As I write this I am heading to court where I hope to go to jail. Yeah, I know that sounds crazy, but I need and want to be accountable for my actions, regardless of the circumstances surrounding them. I will not be able to move forward in my life in any way until I get this taken care of – FIRST. And while my legal issues must be dealt with, they are not my priority. My top priorities are righting the wrongs I did to those who I love and love me, begin repairing the trust and relationships I have completely torched, and doing everything I can do now in my repentance process. This past Sunday (it was January 3) was my first time attending church since this all came to a head in November. I have never been shown so much love and have so many people tell me how happy they were to see me there while at the same time feeling like Alma the Younger in being ‘the vilest of sinners’. That was because of the paradox of repentance in never feeling closer to Christ and His love/support while acutely feeling the agony from sin.
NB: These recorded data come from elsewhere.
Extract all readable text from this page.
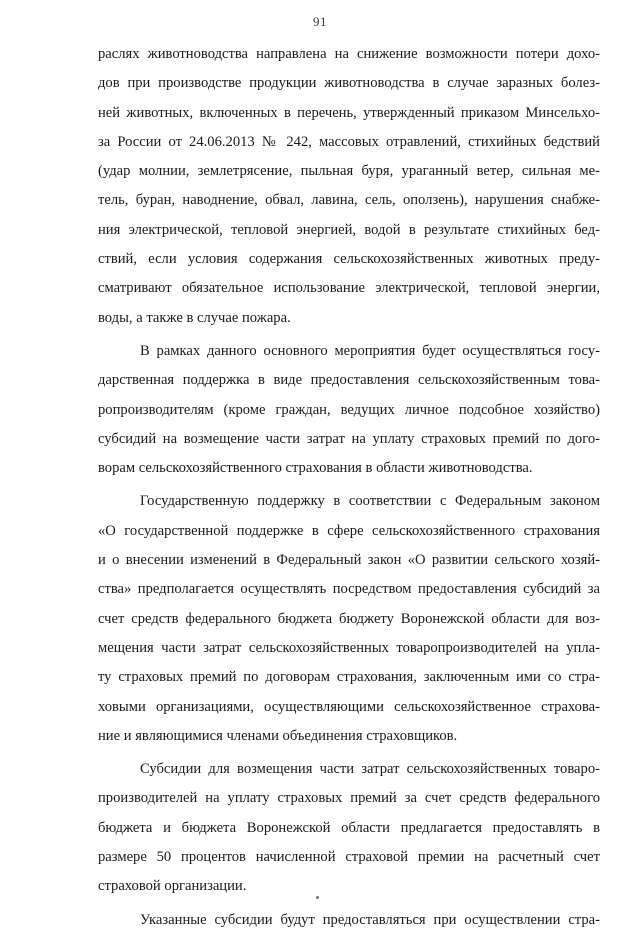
91
раслях животноводства направлена на снижение возможности потери дохо-
дов при производстве продукции животноводства в случае заразных болез-
ней животных, включенных в перечень, утвержденный приказом Минсельхо-
за России от 24.06.2013 № 242, массовых отравлений, стихийных бедствий
(удар молнии, землетрясение, пыльная буря, ураганный ветер, сильная ме-
тель, буран, наводнение, обвал, лавина, сель, оползень), нарушения снабже-
ния электрической, тепловой энергией, водой в результате стихийных бед-
ствий, если условия содержания сельскохозяйственных животных преду-
сматривают обязательное использование электрической, тепловой энергии,
воды, а также в случае пожара.
В рамках данного основного мероприятия будет осуществляться госу-
дарственная поддержка в виде предоставления сельскохозяйственным това-
ропроизводителям (кроме граждан, ведущих личное подсобное хозяйство)
субсидий на возмещение части затрат на уплату страховых премий по дого-
ворам сельскохозяйственного страхования в области животноводства.
Государственную поддержку в соответствии с Федеральным законом
«О государственной поддержке в сфере сельскохозяйственного страхования
и о внесении изменений в Федеральный закон «О развитии сельского хозяй-
ства» предполагается осуществлять посредством предоставления субсидий за
счет средств федерального бюджета бюджету Воронежской области для воз-
мещения части затрат сельскохозяйственных товаропроизводителей на упла-
ту страховых премий по договорам страхования, заключенным ими со стра-
ховыми организациями, осуществляющими сельскохозяйственное страхова-
ние и являющимися членами объединения страховщиков.
Субсидии для возмещения части затрат сельскохозяйственных товаро-
производителей на уплату страховых премий за счет средств федерального
бюджета и бюджета Воронежской области предлагается предоставлять в
размере 50 процентов начисленной страховой премии на расчетный счет
страховой организации.
Указанные субсидии будут предоставляться при осуществлении стра-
I’ve said before sin is just pain manifested into actions but sometimes, and certainly in my case, sin is also a direct result of poor choices, full of pride weighing you down into valleys of remorse. I am so incredibly grateful, especially in times like this, I not only have the Gospel of Jesus Christ in my life, but I also believe – I KNOW – my Savior is real, He is the living Son of God, and because He FIRST loved me enough to suffer beyond anything I could ever endure so He would be able to truly succor me as no one else ever could, my suffering in mortality is but a small, temporary moment. I will be saved and strengthened with and through His infinite, atoning Grace after I’ve done all I can do. And guess what, my dear friends – this glorious gift is available, RIGHT NOW, to you and all mankind. Now that’s something worth listening to. All my love.